— Мам, а что горит?
Анна быстро сбросила кроссовки и метнулась на кухню. Плита — выключена, но запах тянулся от кастрюли. Она приподняла крышку: внизу подгоревшая каша, по краям — сухая пленка.
— Это я пытался сам сделать, — виновато сказал сын Саша, выглядывая из-за двери. — Голодно было.

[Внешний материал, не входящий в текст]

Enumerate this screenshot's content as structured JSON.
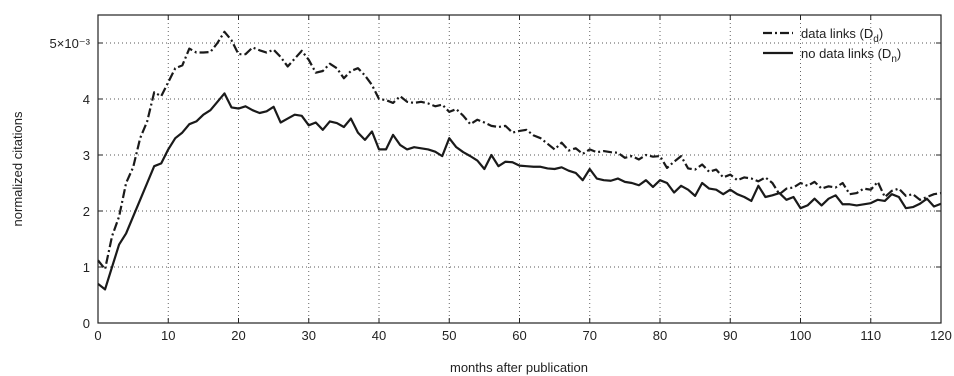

На столе — тарелка с коркой хлеба и объедками, пластиковая кружка с недопитым компотом. В комнате горел свет, на полу валялись учебники.
— Папа ушёл с утра, — сказал Саша, садясь обратно за тетрадь. — Сказал, что вечером придёт.

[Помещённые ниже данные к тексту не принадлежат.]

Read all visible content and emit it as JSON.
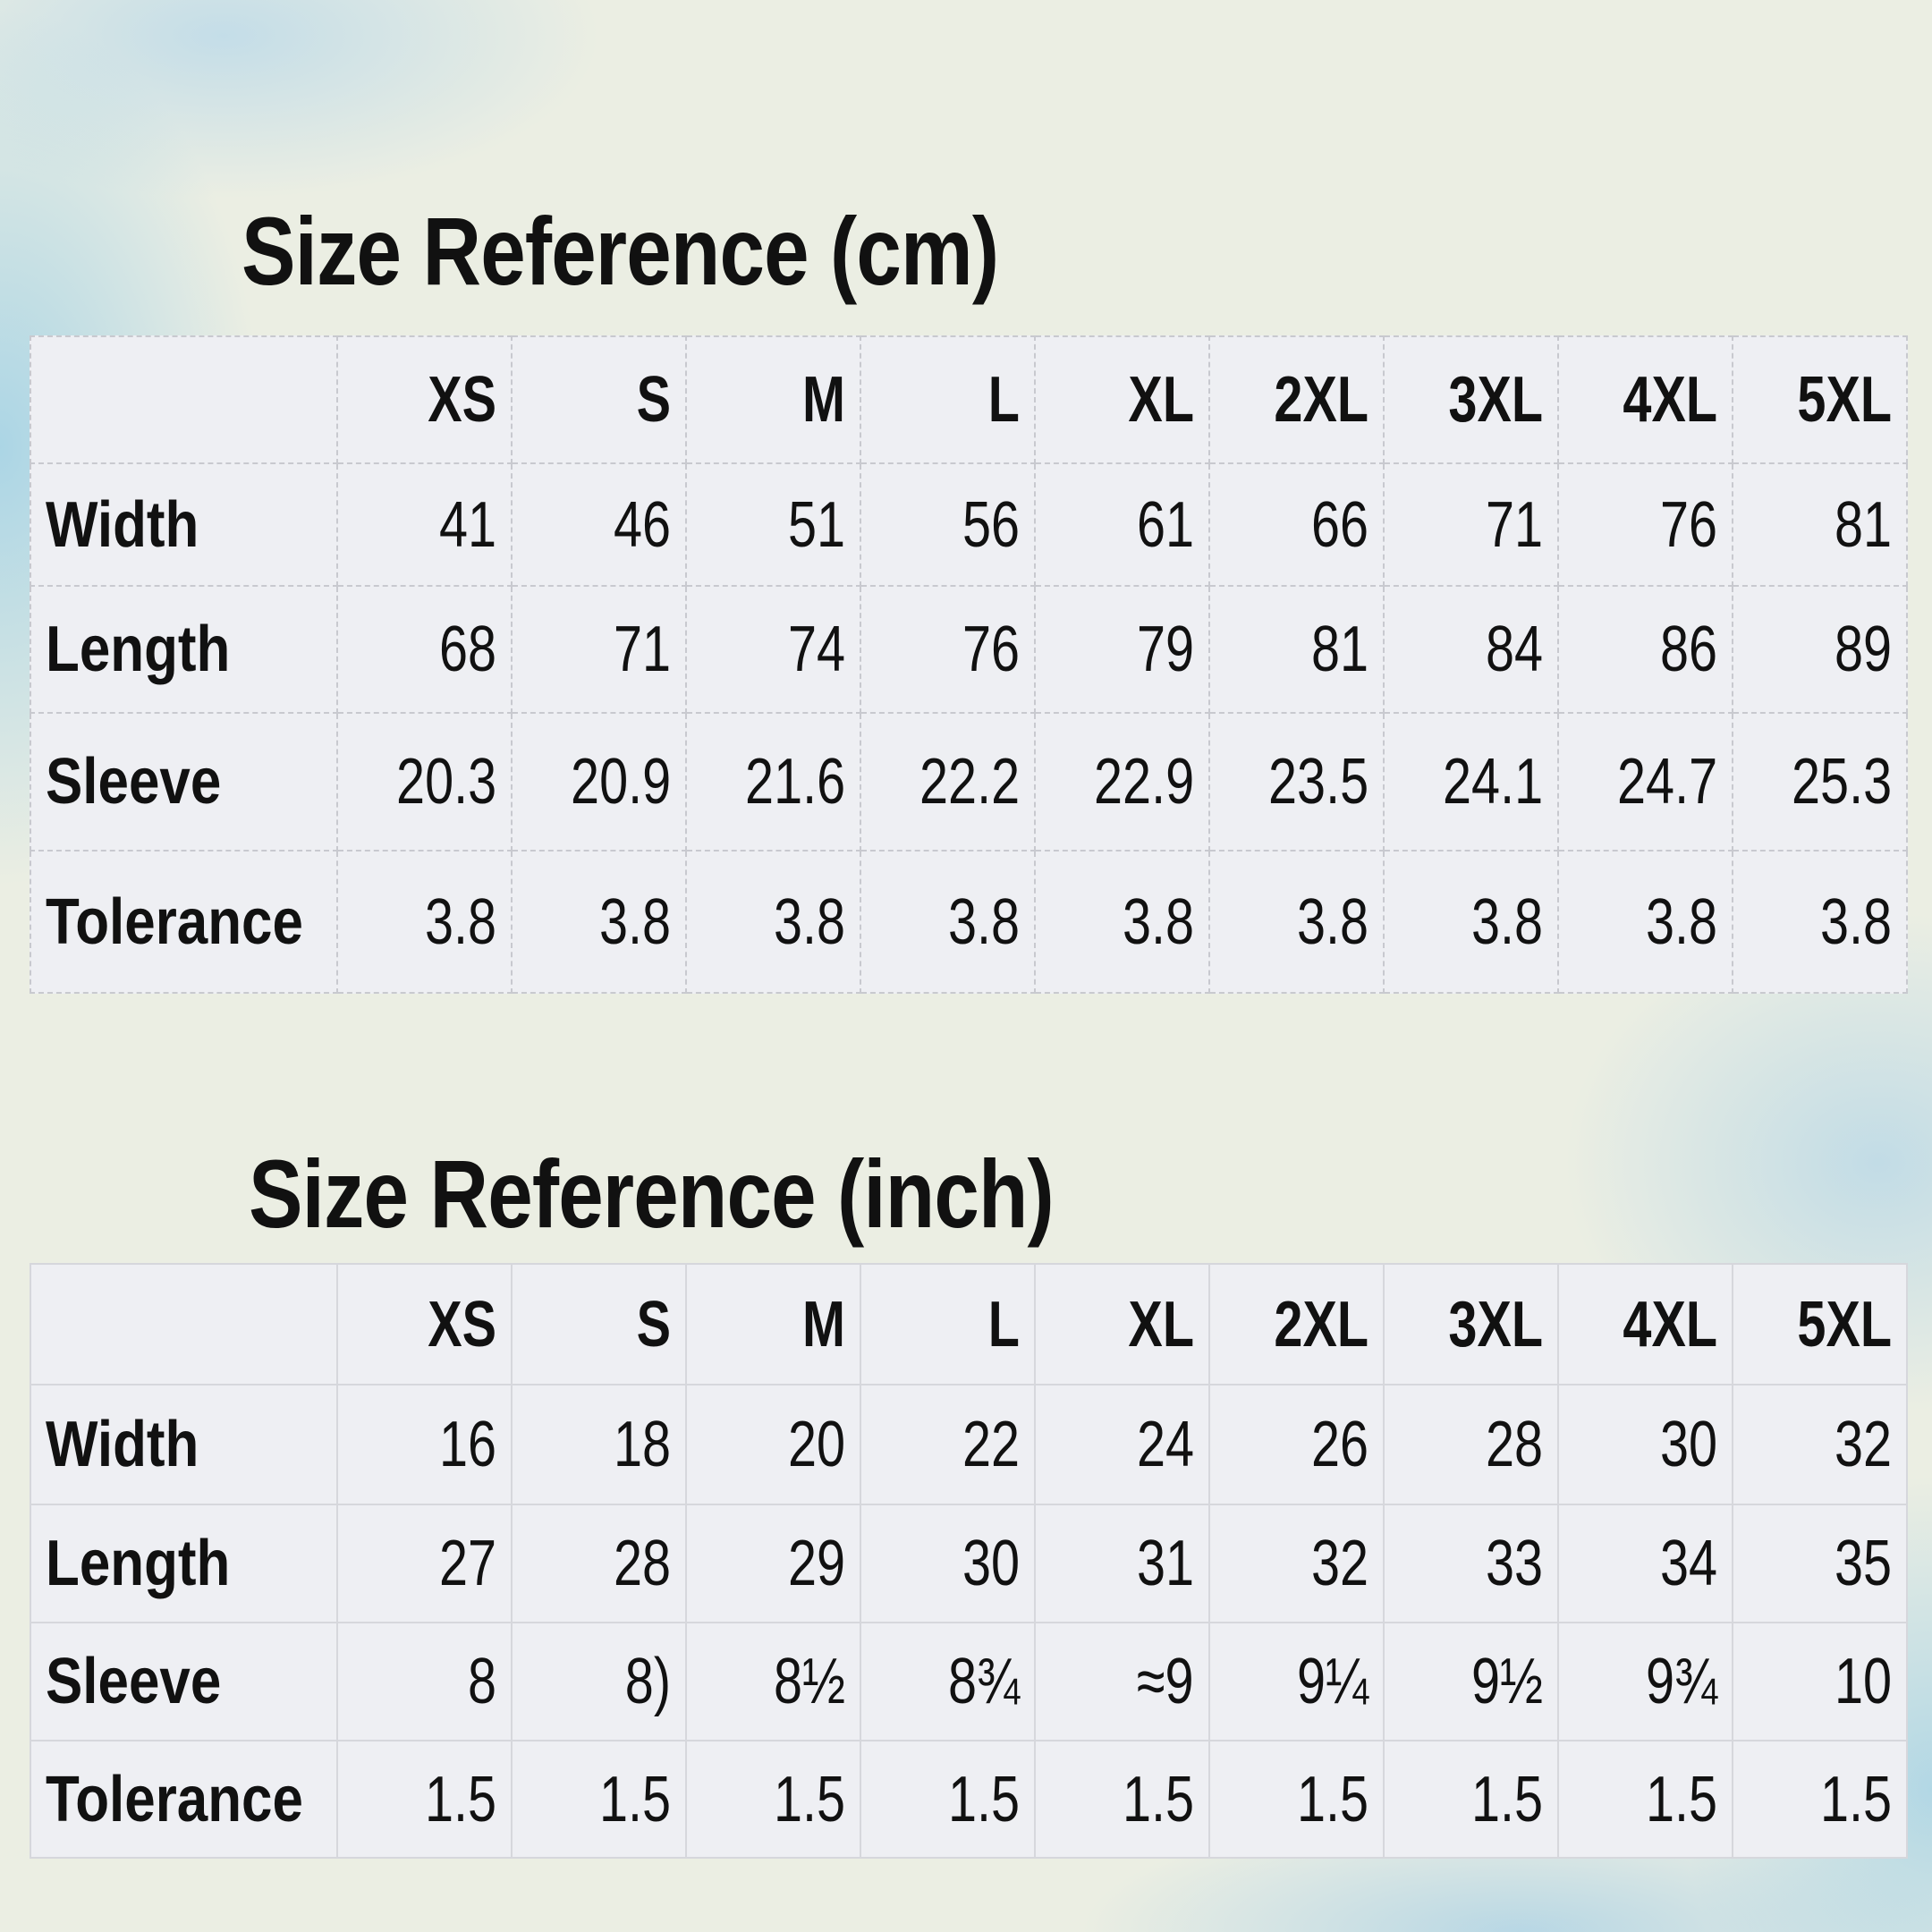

Анна кивнула, хотя знала, что вечер уже давно наступил. Она открыла холодильник — пустовато. Пошла варить макароны. Саша молча решал задачи.
Поздно вечером зазвонил телефон. Звонил Валера, муж Анны.
— Мать приедет. После больницы. Поживёт немного. Ты же не против? — голос у него был какой-то ленивый.
— А где она будет спать?
— Ань, ну серьёзно. Она же моя мать. Разберёмся.
Анна облокотилась на стол, глядя в точку. Хотела сказать «я против». Против унижений, контроля, ссор по пустякам. Но знала, что начнётся: «Ты эгоистка», «Это святое», «Ты рушишь семью».
— Делай, как знаешь, — только и ответила она.
На следующее утро в дверь позвонили. Тамара Семёновна стояла на пороге — в пальто, с двумя сумками и целлофановым пакетом с банками.
— О, узнала! А где Валера?
Анна отступила в сторону.
— Работает, наверное.
— Хм, тесновато у вас… А пыльно-то как! Женская рука, видно, давно не касалась.
Она прошла в зал и поставила сумки прямо на диван. Саша выглянул из комнаты — Тамара тут же потянулась к нему:
— Сашенька! Ну-ка дай бабушке поцеловать тебя!
Саша вяло подошёл, принял поцелуй в макушку и снова ушёл.
Уже в первый вечер Тамара успела вскипятить кастрюлю с бульоном, сказать, что мультики — чушь собачья, а занавески — мрак и тоска.
— Я завтра утром протрясу тут всё. И ковры, и мебель. Застоялось всё. А ты, Анечка, сваргань что-нибудь поприличней. Мужчинам нужна еда, а не эти ваши макарошки.
Анна мыла тарелки, не отвечая.
На следующий день Валера не пришёл. И на следующий тоже.
— Мам, а папа где? — спросил Саша вечером.
— На работе, наверное, — пожала плечами Анна.
Но в груди уже зарождалась догадка. Лена прислала вечером голосовое:
— Ань, только не психуй. Видели Валеру с этой… из бухгалтерии. С Нинкой. Он к ней с чемоданом приехал.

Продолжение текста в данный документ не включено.